To oczywiście moje subiektywne zalety, które ukazały się podczas ostatnich jazd. Seat Tarraco towarzyszył mi podczas świąt Bożego Narodzenia, więc narobił trochę kilometrów i spełnił wszystkie pokładane w nim wymagania.
Wady Seata Tarraco
1. Mniej miejsca w wersji hybrydowej
Tak naprawdę zauważą to tylko osoby szukające wersji 7-osobowej, bo wymiary Tarraco e-hybrid zostały takie same, jak egzemplarze bez inżynierii hybrydowej. Różnicę widać więc w braku trzeciego rzędu siedzeń oraz w samym bagażniku, który nie ma drugiego dna.

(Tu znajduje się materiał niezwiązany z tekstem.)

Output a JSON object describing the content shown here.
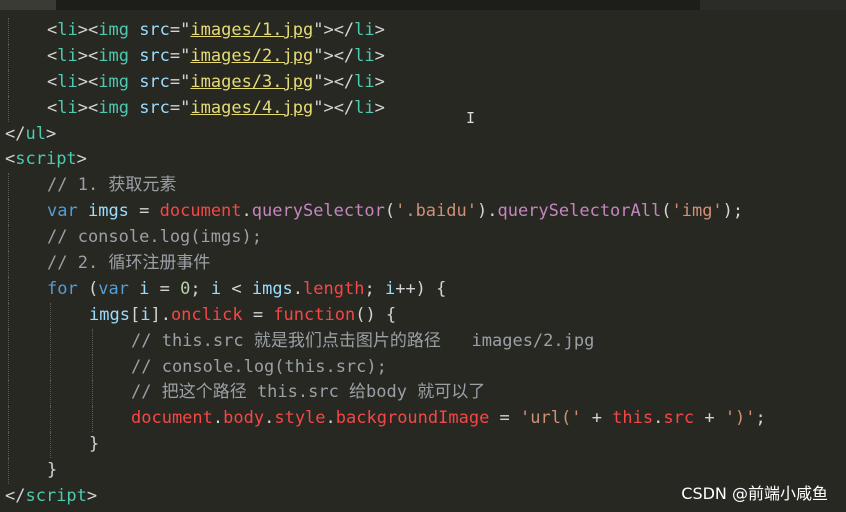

Nie znajdziecie w nim również koła zapasowego lub zestawu naprawczego, bo gdzieś akumulatory trzeba było upchać. Na szczęście 610 litrów pojemności bagażnika, to też wystarczająca przestrzeń.
2. Plug-in nie dla każdego
Z hybrydami z wtyczką mam cały czas problem, bo takie auto wymaga odpowiedniego typu właściciela. Ja, mieszkając w bloku z miejscem w garażu podziemnym do tej grupy nie należę, bo w domowym zaciszu hybrydy bym nie naładował. Fakt, że ten zabieg z gniazdka trwa i tak długie godziny, ale przynajmniej jest taka alternatywa.
Biorąc pod uwagę publiczne ładowarki, które wymagają wkładu finansowego wcale nie dziwię się, że tyle hybryd plug-in nie jest użytkowana w prawidłowy sposób i jeździ z rozładowanymi bateriami. Dlatego też za takim zakupem musi stać rozsądek i odpowiednie zaplecze.
3. Cena e-hybrid
Nowoczesna technologia swoje kosztuje. Patrząc w cennik Tarraco połączenie silnika benzynowego z elektrycznymi wymaga sporej dopłaty, chociaż 245 KM może kusić. Najtańsze Tarraco to wydatek 131 tysięcy złotych. Hybryda to 60 tysięcy złotych więcej, ale oprócz nowoczesnego napędu otrzymamy też wyższe wyposażenie.
Mimo wszystko różnica jest zauważalna, więc warto nad trendem ekologii mocno się zastanowić.
Podsumowując moje dywagacje Seat Tarraco to mniej popularna propozycja na rodzinne auto w modnym segmencie SUVów. Za autem stoi niemiecka technologia i precyzja, która będzie służyła na lata, a w razie problemów powtarzalne rozwiązania znane są mechanikom lub odbijają się w cenach napraw i części zamiennych. Stąd też nie Seata nie bałbym się nawet na dłużej.
Nawet w dużym mieście nie przeraża swoimi gabarytami, a na pokład potrafi wziąć naprawdę sporo!